ABSTRACT: There is a wealth of information available in textbooks, scientific publications and conference proceedings, as well as advice from veterinarians and anecdotal personal experience regarding the care of neonatal puppies.

Neonatal survival in domestic dogs can be improved by effective management of the bitch and appropriate neonatal care. This article aims to bring this information together to provide the veterinary nurse with a useful and informative reference guide for the practice file.

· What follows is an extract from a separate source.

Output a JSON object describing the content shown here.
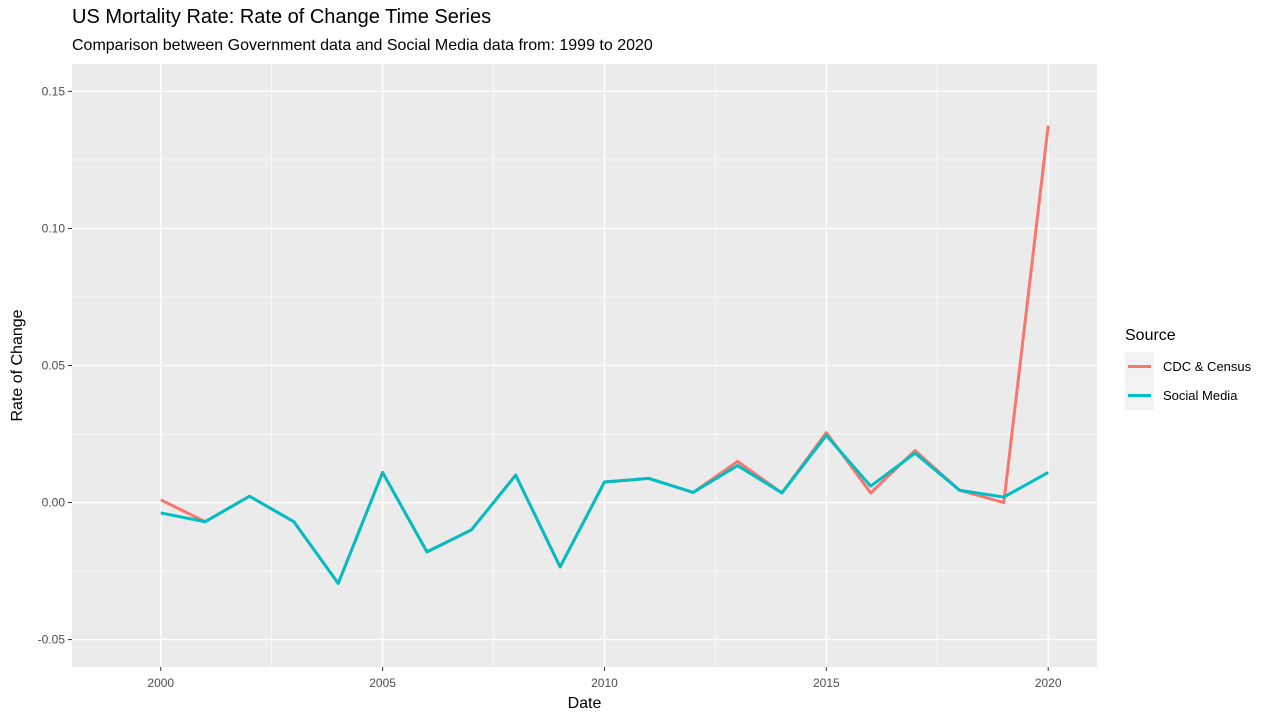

Part one of this two-part series considered the healthy neonatal puppy and how to identify and care for the healthy neonate from birth. This month, part two describes the sick neonate and detail some different conditions to which neonatal puppies are particularly susceptible; including hypoglycaemia, hypothermia, hypoxia and dehydration.

The sick neonate

A number of factors can help reduce the incidence of illness in neonates, including:

   maintenance of breeding records including details of the health status of breeding stock, aiming to reduce unfavourable factors;

   good management during whelping and the immediate postnatal period;

   ensuring puppies receive adequate colostrums;

   recognising the signs of ill health early; and

   sending dead puppies for post-mortem examination.1-2

Signs that a neonatal puppy may be sick include being underweight with a thin, bony appearance and a slack abdomen; failure to suck; the puppy’s skin feeling cold and inelastic; a coat in poor condition; persistent crying and possibly a loss of body twitching. Neonatal puppies can be difficult to treat owing to their immature temperature regulation and immune systems and their small size.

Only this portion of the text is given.